De hemelen vertellen Gods eer en het uitspansel verkondigt Zijner handen werk.
— Psalm 19:2
‘Wie heeft er vanmorgen iets van God gezien?’ vroeg de leraar bij de dagopening op school. Niemand reageerde. ‘Hebben jullie onder het fietsen dan niet de wolken gezien, de zon, de prachtige bomen, heb je niet de vogels horen fluiten? Daar moet je beter op letten!’ God is er wel, maar wat fietsen wij er makkelijk aan voorbij.
De volgende morgen stelde hij opnieuw dezelfde vraag. En ja, aarzelend gingen een paar vingers omhoog. Misschien vraag jij je ook weleens af: als God er is, waarom merk ik dan zo weinig van Hem? Maar heb je wel de goede vraag gesteld? God is er wel, maar waarom zien wij Hem zo slecht?
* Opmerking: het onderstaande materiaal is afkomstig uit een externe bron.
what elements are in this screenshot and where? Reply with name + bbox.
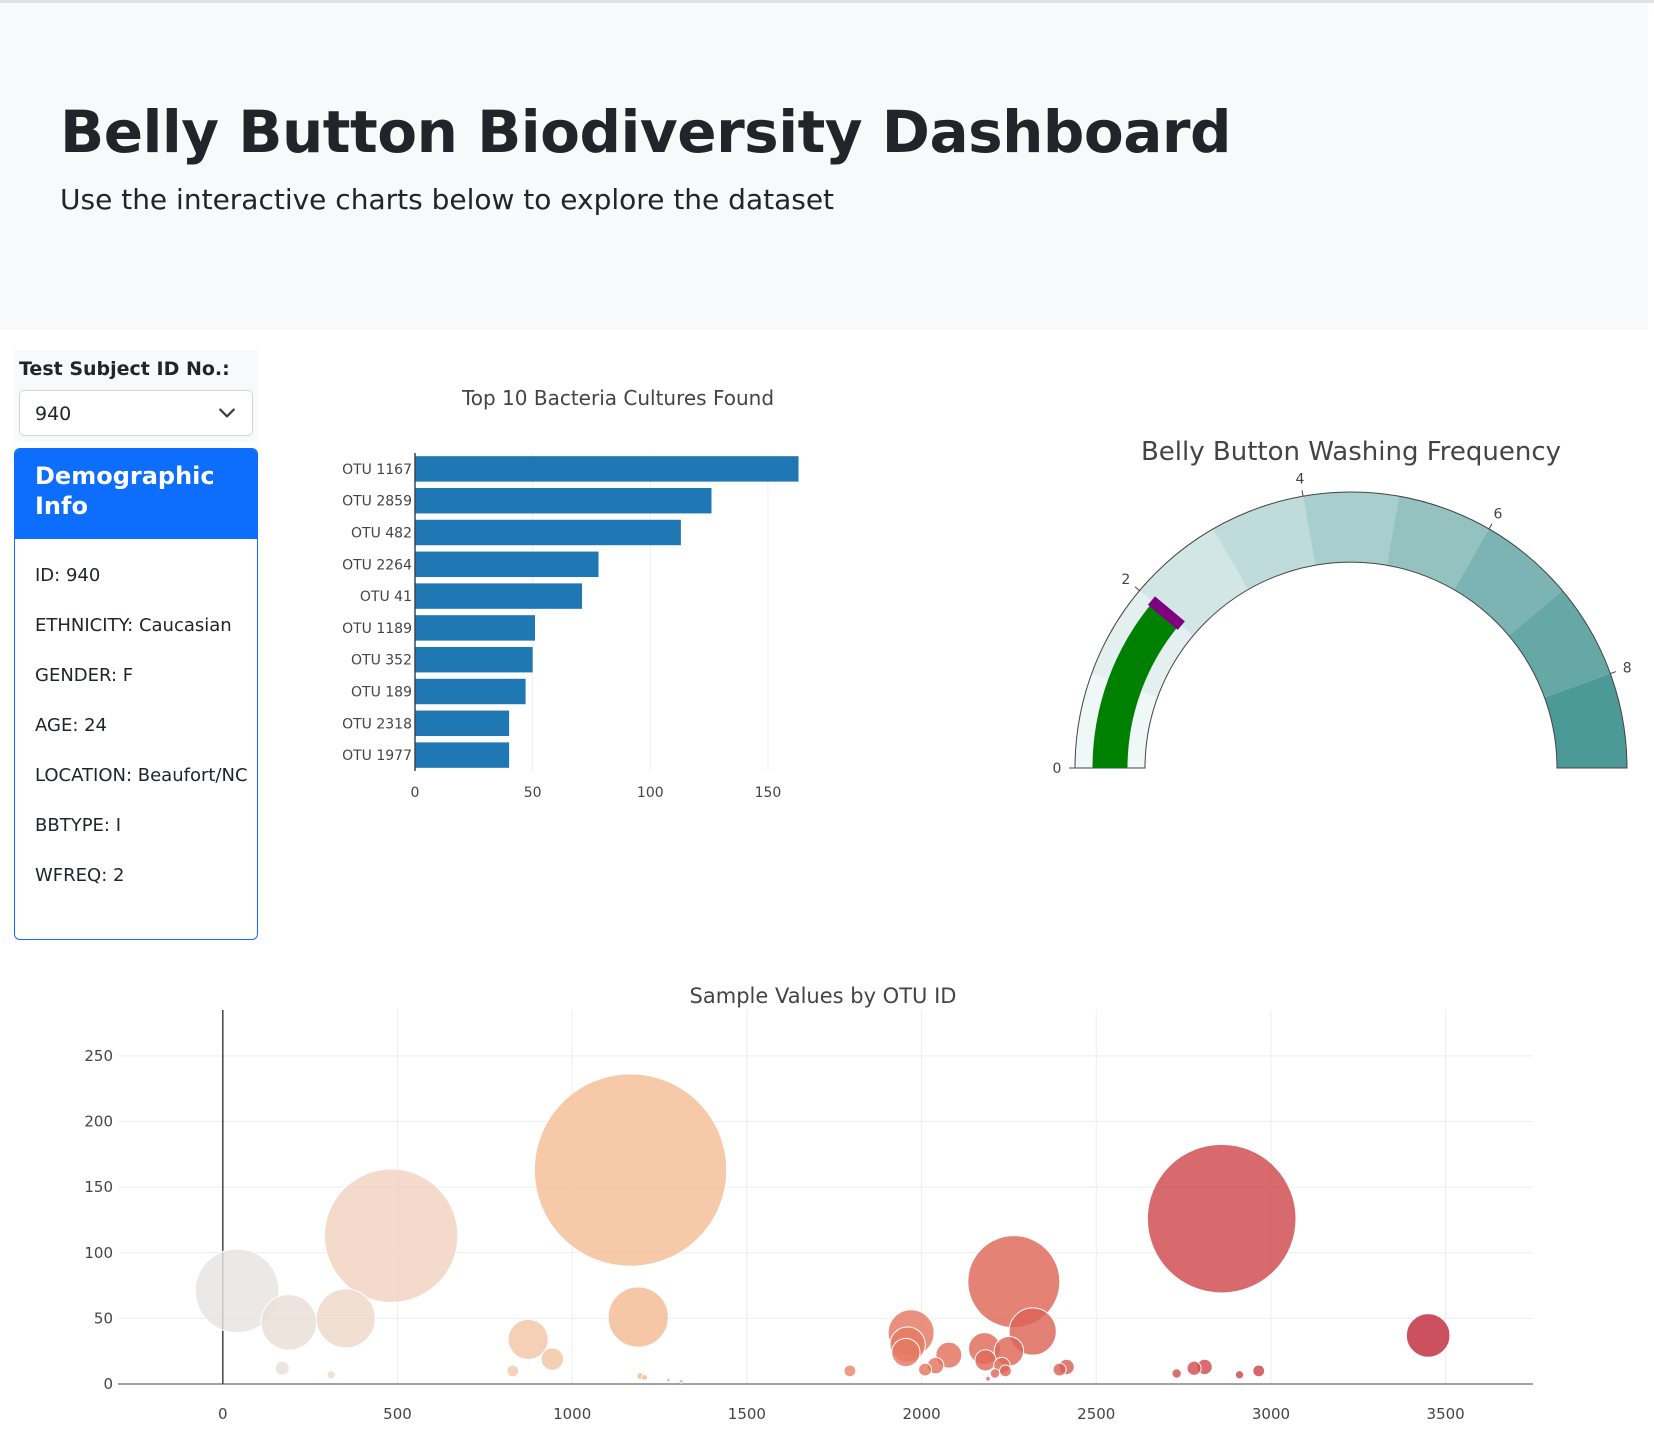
bubble-point <box>665 1377 671 1383</box>
bar <box>415 487 712 514</box>
bubble-point <box>641 1373 648 1381</box>
bar-chart: Top 10 Bacteria Cultures Found 0 50 100 150 O… <box>342 386 799 801</box>
demographic-entry: ETHNICITY: Caucasian <box>35 615 232 636</box>
bubble-point <box>540 1347 564 1371</box>
bar-y-tick-label: OTU 352 <box>351 653 412 669</box>
bar-x-tick-label: 0 <box>411 785 420 801</box>
bubble-y-tick-label: 200 <box>84 1113 113 1131</box>
demographic-entry: LOCATION: Beaufort/NC <box>35 765 248 786</box>
demographic-panel-body: ID: 940 ETHNICITY: Caucasian GENDER: F AGE:… <box>35 561 250 911</box>
bubble-point <box>1252 1364 1266 1378</box>
bubble-chart: Sample Values by OTU ID0 500 1000 1500 2000 2… <box>84 984 1533 1423</box>
bubble-point <box>260 1294 318 1351</box>
demographic-entry: BBTYPE: I <box>35 815 122 836</box>
demographic-panel: Demographic Info ID: 940 ETHNICITY: Cauca… <box>14 448 258 940</box>
bubble-x-tick-label: 1000 <box>553 1405 591 1423</box>
bubble-point <box>974 1349 997 1372</box>
bar-x-tick-label: 50 <box>524 785 542 801</box>
bubble-x-tick-label: 0 <box>218 1405 228 1423</box>
gauge-tick <box>1610 671 1617 675</box>
demographic-panel-header: Demographic Info <box>15 449 257 539</box>
gauge-step <box>1303 492 1399 566</box>
gauge-tick-label: 6 <box>1494 506 1503 522</box>
bar <box>415 456 799 482</box>
demographic-entry: AGE: 24 <box>35 715 108 736</box>
bubble-y-tick-label: 250 <box>84 1047 113 1065</box>
bubble-point <box>1171 1368 1182 1379</box>
demographic-entry: GENDER: F <box>35 665 134 686</box>
bar-y-tick-label: OTU 2859 <box>342 494 412 510</box>
bubble-x-tick-label: 2000 <box>902 1405 940 1423</box>
bar <box>415 678 526 705</box>
demographic-panel-title: Demographic Info <box>35 462 215 520</box>
demographic-entry: ID: 940 <box>35 565 101 586</box>
bubble-x-tick-label: 500 <box>383 1405 412 1423</box>
bar-chart-title: Top 10 Bacteria Cultures Found <box>461 386 774 410</box>
bubble-point <box>1146 1143 1297 1294</box>
bar <box>415 615 535 641</box>
bubble-point <box>1186 1360 1202 1376</box>
bubble-point <box>607 1286 669 1348</box>
gauge-tick-label: 2 <box>1121 572 1130 588</box>
bubble-point <box>999 1364 1012 1378</box>
bar-y-tick-label: OTU 41 <box>360 589 412 605</box>
bubble-point <box>274 1360 290 1376</box>
bubble-point <box>891 1337 921 1368</box>
bubble-point <box>506 1364 520 1378</box>
bubble-y-tick-label: 150 <box>84 1178 113 1196</box>
bar-y-tick-label: OTU 189 <box>351 685 412 701</box>
bubble-point <box>985 1375 991 1382</box>
bubble-x-tick-label: 2500 <box>1077 1405 1115 1423</box>
bubble-point <box>324 1168 459 1303</box>
gauge-tick-label: 0 <box>1053 761 1062 777</box>
bubble-x-tick-label: 3000 <box>1252 1405 1290 1423</box>
bar-y-tick-label: OTU 482 <box>351 526 412 542</box>
bar-y-tick-label: OTU 1189 <box>342 621 412 637</box>
subject-id-selected: 940 <box>35 403 72 425</box>
bubble-y-tick-label: 50 <box>94 1309 113 1327</box>
gauge-tick <box>1134 586 1140 591</box>
bubble-point <box>326 1370 336 1380</box>
demographic-entry: WFREQ: 2 <box>35 865 125 886</box>
bar <box>415 646 533 673</box>
page-subtitle: Use the interactive charts below to expl… <box>60 183 835 216</box>
gauge-chart: Belly Button Washing Frequency 0 2 4 6 8 <box>1053 437 1632 777</box>
selector-label: Test Subject ID No.: <box>19 358 230 380</box>
bar <box>415 710 510 737</box>
bubble-x-tick-label: 1500 <box>728 1405 766 1423</box>
bubble-point <box>918 1362 933 1377</box>
gauge-tick <box>1301 490 1304 497</box>
bubble-chart-title: Sample Values by OTU ID <box>690 984 957 1008</box>
bar <box>415 583 583 609</box>
chevron-down-icon <box>219 408 235 418</box>
bubble-y-tick-label: 0 <box>103 1375 113 1393</box>
bubble-x-tick-label: 3500 <box>1427 1405 1465 1423</box>
bubble-point <box>1234 1370 1245 1380</box>
bar-y-tick-label: OTU 2318 <box>342 716 412 732</box>
bubble-y-tick-label: 100 <box>84 1244 113 1262</box>
subject-id-select[interactable]: 940 <box>19 390 253 436</box>
bar-y-tick-label: OTU 1977 <box>342 748 412 764</box>
selector-well: Test Subject ID No.: 940 <box>14 350 258 442</box>
bubble-point <box>533 1073 728 1267</box>
bubble-point <box>843 1364 857 1378</box>
bubble-point <box>1405 1313 1451 1358</box>
bubble-point <box>678 1378 684 1384</box>
gauge-tick-label: 4 <box>1295 471 1304 487</box>
bubble-point <box>315 1288 376 1349</box>
bar-y-tick-label: OTU 2264 <box>342 557 412 573</box>
gauge-tick <box>1488 523 1493 530</box>
gauge-title: Belly Button Washing Frequency <box>1141 437 1561 467</box>
bar-y-tick-label: OTU 1167 <box>342 462 412 478</box>
page-title: Belly Button Biodiversity Dashboard <box>60 98 1232 166</box>
bubble-point <box>989 1368 1001 1379</box>
bar <box>415 742 510 768</box>
bubble-point <box>1052 1362 1067 1377</box>
gauge-tick-label: 8 <box>1623 660 1632 676</box>
header-jumbotron: Belly Button Biodiversity Dashboard Use … <box>0 3 1648 330</box>
bar-x-tick-label: 100 <box>637 785 664 801</box>
bar-x-tick-label: 150 <box>755 785 782 801</box>
bar <box>415 519 681 546</box>
bar <box>415 551 599 578</box>
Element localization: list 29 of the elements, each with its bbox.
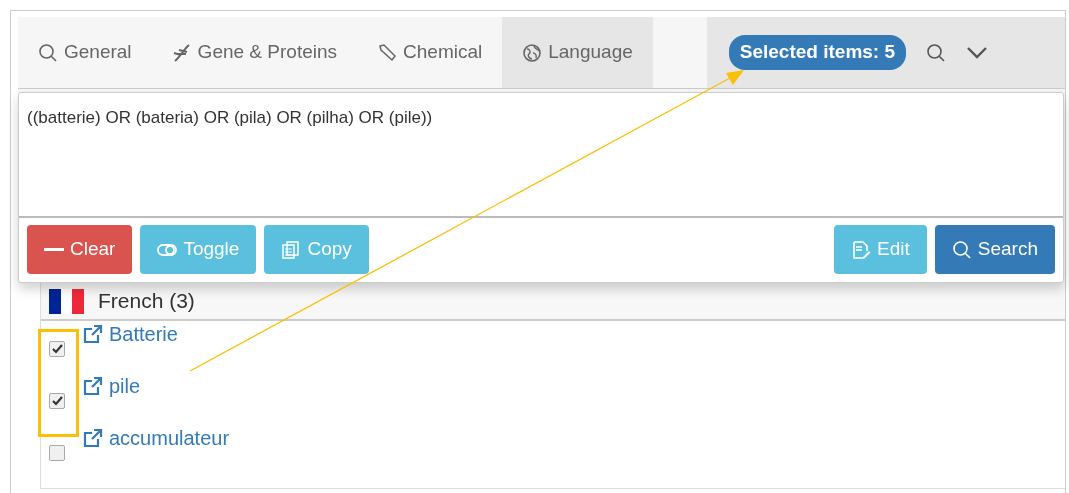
checkbox[interactable] [49, 445, 65, 461]
query-field[interactable]: ((batterie) OR (bateria) OR (pila) OR (pilha) OR (pile)) [19, 93, 1063, 218]
tab[interactable]: Gene & Proteins [151, 17, 358, 88]
globe-icon [522, 42, 543, 63]
external-link-icon [83, 428, 103, 448]
search-button[interactable]: Search [934, 225, 1055, 274]
pipette-icon [377, 42, 398, 63]
checkbox[interactable] [49, 341, 65, 357]
external-link-icon [83, 376, 103, 396]
term-link[interactable]: Batterie [109, 319, 178, 349]
search-icon[interactable] [926, 42, 947, 63]
tab[interactable]: General [18, 17, 152, 88]
chevron-down-icon[interactable] [966, 45, 989, 60]
search-icon [951, 239, 972, 260]
minus-icon [44, 248, 64, 251]
document-edit-icon [851, 239, 872, 260]
copy-icon [281, 239, 302, 260]
tab[interactable]: Chemical [357, 17, 503, 88]
tab[interactable]: Language [502, 17, 653, 88]
search-icon [38, 42, 58, 63]
action-button[interactable]: Clear [27, 225, 133, 274]
external-link-icon [83, 324, 103, 344]
term-link[interactable]: accumulateur [109, 423, 230, 453]
dna-icon [171, 42, 192, 63]
term-link[interactable]: pile [109, 371, 141, 401]
selected-items-badge: Selected items: 5 [728, 35, 907, 70]
flag-icon [49, 288, 84, 314]
checkbox[interactable] [49, 393, 65, 409]
group-heading: French (3) [98, 288, 195, 315]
Op een internationale conferentie geven de deelnemers een visitekaartje af aan hun gesprekspartner: daarop staat hun naam, hun functie, het bedrijf waarvoor ze werken enzovoort. Wel, zo geeft God Zijn visitekaartje af in de schepping. Met grote letters staat Zijn Naam geschreven in de wolken, de lucht, de wind, de zon, het firmament. Heb je dat al gelezen? Het probleem is niet dat God er niet zou zijn, maar dat wij zo slechtziends zijn, ja zelfs blind dat we zelfs de grootste letters van dit boek van de schepping niet begrijpend kunnen lezen.
Guido Gezelle heeft in een gedicht over een klein watertorretje dat maar heen en weer kringelt over het wateroppervlak de vraag gesteld wat hij toch zo rusteloos aan het doen is. Het watertorretje heft zijn kopje op en antwoordt: ‘Ben jij dan zo bot? Wij schrijven en herschrijven steeds de heilige Naam van God!’
Zouden we dan eerst niet aan God vragen of Hij onze ogen opent, verlichte ogen geeft zodat we het een beetje beginnen te ontwaren wat Hij schreef; om dan te roepen: Hoe groot zijt Gij!